Wednesday, 18 May 2016

Deal on junior doctors pay dispute is v welcome but remember we in Northumbria NHS have junior doctor/consultants on a 7 day system already

I am well known for my support for the NHS, not least as I owe my life several times over to the NHS, and my grandmother was a hospital matron. And I delighted to hear from the BBC
that the junior doctors dispute over weekend pay will soon be resolved. All other concerns over 3 + years of negotiations have been met. The fair point to make is that the issue of Saturday pay sees doctors being offered a better deal than all other comparable services like Police, Ambulance, paramedics etc. Their increased pay also comes out of the overall NHS pot of money, which has gone up under this government, but is still stretched. Given a limited financial pot of taxpayer’s money many of my other constituents are asking why should junior doctors be paid more than other public professionals?
Most importantly, we already have a pilot project of 7 day NHS – here in Northumberland. The Cramlington Emergency Care Hospital operates a 365 days per year consultant and junior doctor cover: this is a true 7 day NHS. This is the model for the future that does not presently exist in the rest of the NHS. So anyone calling for a pilot project can see examples here in Northumberland ,or at the Salford Hospital in Manchester. I have been to Cramlington several times and met the teams of doctors, consultants and nurses. Although there have been teething problems the system work very well. Health outcomes are better.
I would make four other key points:

Firstly, the health service is now treating more people, has more doctors, more nurses and even more midwives. The funding is going up and it remains free at the point of delivery. This will never change. There is no privatisation or forced payment agenda, and anyone who says so is simply scaremongering. However, the NHS rightly gets value for your and my taxpayers funding and long may that continue. The Government’s financial commitment to the NHS has already seen a like-for-like increase of 10,700 more hospital nurses and 10,100 more doctors. Despite the pressure on national finances, last year’s spending review committed the Government to a £10 billion real-terms increase in the annual NHS budget by 2020. By the end of the Parliament, the supply of doctors trained to work in the NHS will have increased by a further 11,000+. While it is true that pressures on the NHS will continue to increase on the back of an ageing population, we are not saying that the current workforce will have to bear all the strain of delivering a seven-day service, even though, of course, they must play their part.

Secondly, there is a concern that the Government may want to see all NHS services operating seven days a week. Let me be clear: our plans are not about elective care, but about improving the consistency of urgent and emergency care at evenings and weekends. To do this, the Academy of Medical Royal Colleges has prioritised four key clinical standards that need to be met. These include: making sure patients are seen by a senior decision maker no more than 14 hours after arrival at hospital; seven-day availability of diagnostic tests with a one-hour turnaround for the most critically ill patients; 24-hour access to consultant-directed interventions, such as interventional radiology or endoscopy; and twice daily reviews of patients in high dependency areas, such as intensive care units. About one quarter of the country will be covered by trusts meeting these standards from next April, rising to the whole country by 2020.

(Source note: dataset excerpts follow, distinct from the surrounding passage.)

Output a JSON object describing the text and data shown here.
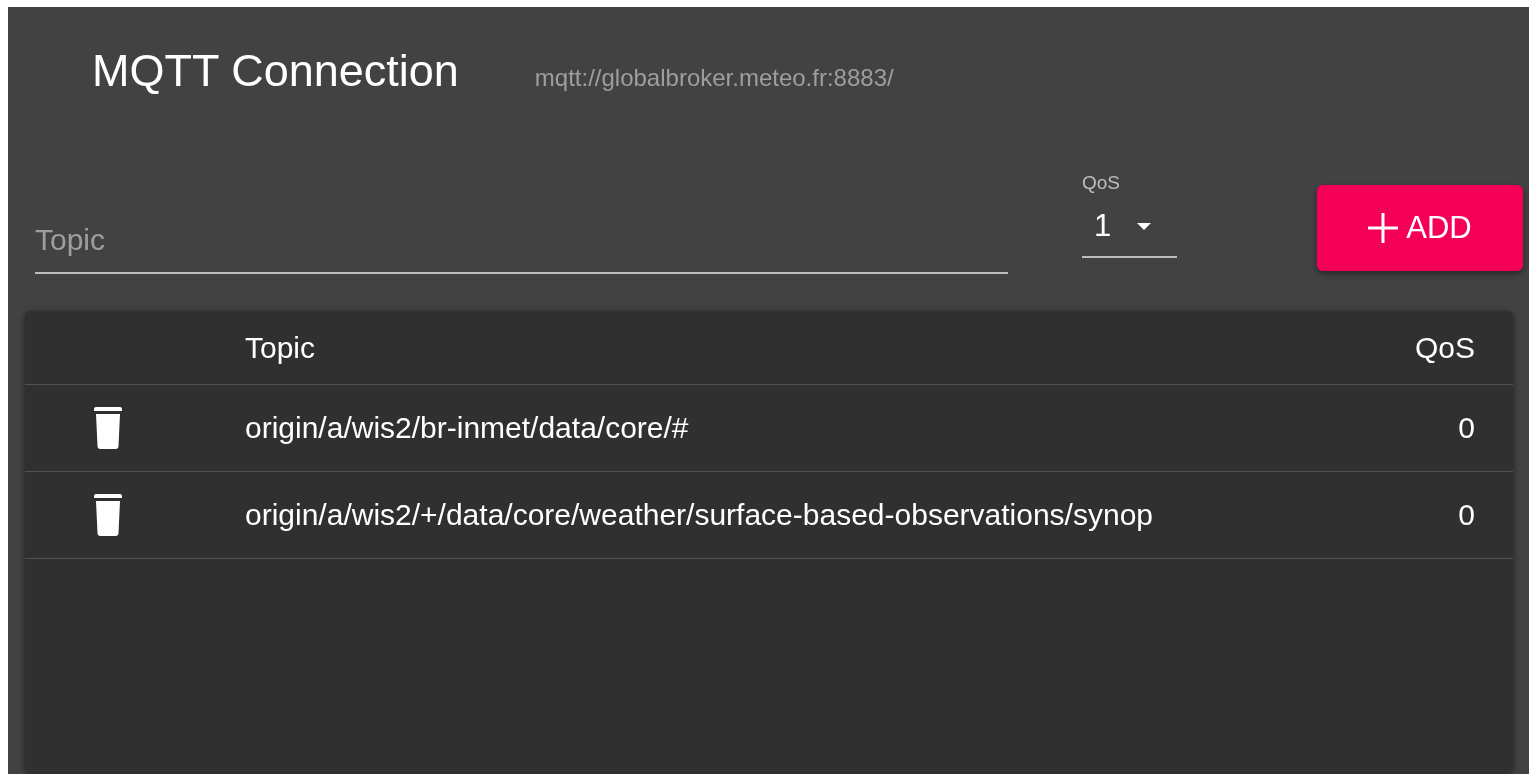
{
  "header": {
    "title": "MQTT Connection",
    "url": "mqtt://globalbroker.meteo.fr:8883/"
  },
  "form": {
    "topic_placeholder": "Topic",
    "qos_label": "QoS",
    "qos_value": "1",
    "add_button": "ADD"
  },
  "table": {
    "columns": [
      {
        "kind": "action"
      },
      {
        "kind": "topic",
        "label": "Topic"
      },
      {
        "kind": "qos",
        "label": "QoS"
      }
    ],
    "rows": [
      {
        "topic": "origin/a/wis2/br-inmet/data/core/#",
        "qos": "0"
      },
      {
        "topic": "origin/a/wis2/+/data/core/weather/surface-based-observations/synop",
        "qos": "0"
      }
    ]
  }
}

Thirdly, there is the concern that proper seven-day services need support services for doctors over the weekends and evenings, as much as doctors themselves. Less than half of hospitals are currently meeting the standard on weekend diagnostic services, meaning patients needing urgent or emergency tests on a Saturday or Sunday, such as urgent ultrasounds for gallstones or diagnostics for acute heart failure, face extra hours in hospital at weekends or even days of anxiety waiting for weekday tests. Our new standards will change this, with senior clinician-directed diagnostic tests available seven days a week for all hospitals by 2020.

Finally, there is a legitimate concern that a seven-day NHS needs to apply to services offered outside hospitals if we are properly to reduce the pressure on struggling A and E departments. So, as announced last month, the Government’s seven-day NHS will also see transformed services through our GPs. We are committing an extra £2.4 billion a year for GP services by 2020-21, meaning that spending will rise from £9.6 billion last year to over £12 billion by 2021—a 14% real-terms increase. Thanks to this significant investment, patients will see a genuine transformation in how general practice services operate in England. By 2020, everyone should have easier and more convenient access to GP services, including at evenings and weekends. We will not be asking all GP practices to open at weekends to deliver this commitment, but instead using networks of practices to make sure that people can get an evening or weekend appointment, even if not at their regular practice. We have committed to recruiting an additional 5,000 doctors to work in general practice to help meet this commitment, and we will support GPs in this transformation by harnessing technology toreduce bureaucratic burdens.

I am delighted that there appears to be a resolution to this dispute.